En droit Article 3 : En septembre 2008, le tribunal militaire a jugé établi qu’à l’époque pertinente, à savoir les 5 et 12 avril 2006, lors de la détention du requérant dans la maison d’arrêt, celui-ci avait été forcé à se déshabiller et à porter l’uniforme militaire, avait été menotté à un lit ou à une chaise pendant de longues heures, avait été menacé et battu. Pour le tribunal, de tels actes constituaient des mauvais traitements au sens du code pénal. La Cour ne voit aucune raison de s’écarter de ces conclusions. Les traitements dont le requérant a été victime au cours de son service militaire étaient assurément de nature à créer des sentiments de peur, d’angoisse et d’infériorité propres à humilier, avilir et briser éventuellement la résistance physique et morale de l’intéressé. Cela vaut d’autant plus que, en sus, le requérant a subi de multiples poursuites pénales dirigées contre lui, et que le caractère cumulatif des condamnations pénales a eu pour effet de réprimer la personnalité intellectuelle de l’intéressé. Dans ces circonstances, pris dans leur ensemble et compte tenu de leur gravité, les traitements infligés au requérant ont provoqué des douleurs et des souffrances graves, qui sont allées au-delà du caractère habituel d’humiliation inhérent à une condamnation pénale ou à une détention. Les traitements exercés sur la personne du requérant en raison de son refus de servir dans l’armée ont revêtu un caractère à la fois inhumain et dégradant.
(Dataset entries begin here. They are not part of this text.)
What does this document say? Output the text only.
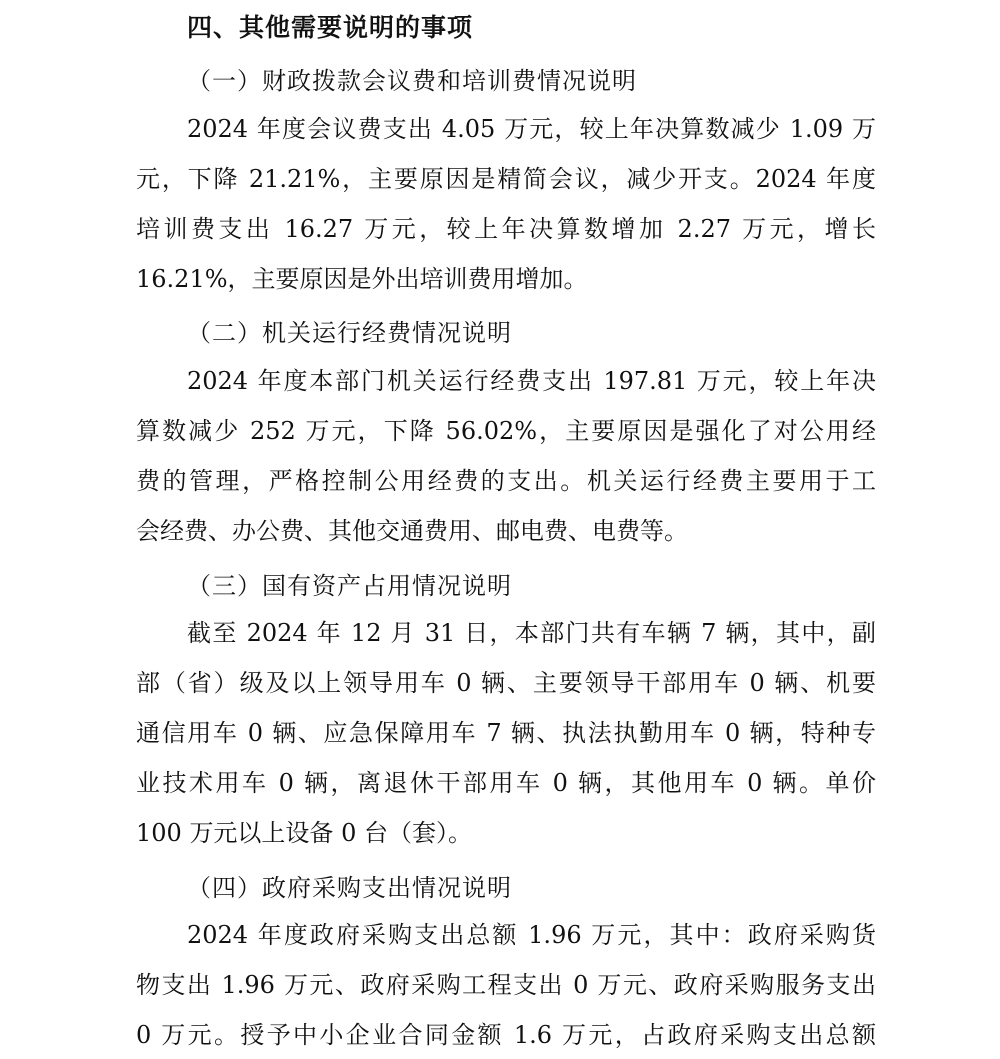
四、其他需要说明的事项
（一）财政拨款会议费和培训费情况说明
2024 年度会议费支出 4.05 万元，较上年决算数减少 1.09 万
元，下降 21.21%，主要原因是精简会议，减少开支。2024 年度
培训费支出 16.27 万元，较上年决算数增加 2.27 万元，增长
16.21%，主要原因是外出培训费用增加。
（二）机关运行经费情况说明
2024 年度本部门机关运行经费支出 197.81 万元，较上年决
算数减少 252 万元，下降 56.02%，主要原因是强化了对公用经
费的管理，严格控制公用经费的支出。机关运行经费主要用于工
会经费、办公费、其他交通费用、邮电费、电费等。
（三）国有资产占用情况说明
截至 2024 年 12 月 31 日，本部门共有车辆 7 辆，其中，副
部（省）级及以上领导用车 0 辆、主要领导干部用车 0 辆、机要
通信用车 0 辆、应急保障用车 7 辆、执法执勤用车 0 辆，特种专
业技术用车 0 辆，离退休干部用车 0 辆，其他用车 0 辆。单价
100 万元以上设备 0 台（套）。
（四）政府采购支出情况说明
2024 年度政府采购支出总额 1.96 万元，其中：政府采购货
物支出 1.96 万元、政府采购工程支出 0 万元、政府采购服务支出
0 万元。授予中小企业合同金额 1.6 万元，占政府采购支出总额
Conclusion : violation (unanimité).

Article 9 : L’objection de l’intéressé, témoin de Jéhovah, à servir dans l’armée a été motivée par des convictions religieuses sincères qui entraient en conflit, de manière sérieuse et insurmontable, avec son obligation d’accomplir son service militaire. Ayant été l’objet de multiples condamnations pénales à cet égard, mais aussi en l’absence de proposition d’un service de remplacement, le requérant a subi une ingérence dans son droit à manifester sa religion ou ses convictions. Il apparaît que le système de service militaire obligatoire en vigueur en Turquie ne ménage pas un juste équilibre entre l’intérêt de la société dans son ensemble et celui des objecteurs de conscience. En conséquence, les peines qui ont été infligées au requérant alors que rien n’était prévu pour tenir compte des exigences de sa conscience et de ses convictions ne peuvent passer pour une mesure nécessaire dans une société démocratique. Enfin, la démobilisation du requérant n’affecte en rien les considérations exprimées ci-dessus car, même s’il ne risque plus d’être poursuivi (alors qu’à défaut il aurait pu l’être toute sa vie), sa démobilisation n’est intervenue qu’à la suite de l’apparition, au cours de son service militaire, d’un trouble psychologique. Il s’agit d’une illustration supplémentaire de la lourdeur de l’ingérence incriminée.

Conclusion : violation (unanimité).

Article 6 § 1 : En droit pénal turc une personne est considérée comme militaire à partir de son incorporation dans son régiment. Toutefois, le requérant a été incorporé de force et n’a jamais accepté le statut militaire au cours de son incorporation. Or il est compréhensible que ce dernier, un objecteur de conscience ayant à répondre devant un tribunal composé exclusivement de militaires d’infractions purement militaires, ait redouté de comparaître devant des juges appartenant à l’armée, laquelle pouvait être assimilée à une partie à la procédure. De ce fait, l’intéressé pouvait légitimement craindre que le tribunal du commandement se laissât indûment guider par des considérations partiales. On peut donc considérer que les doutes nourris par le requérant quant à l’indépendance et à l’impartialité de cette juridiction étaient objectivement justifiés.

Conclusion : violation (unanimité).

Article 41 : 15 000 EUR pour préjudice moral.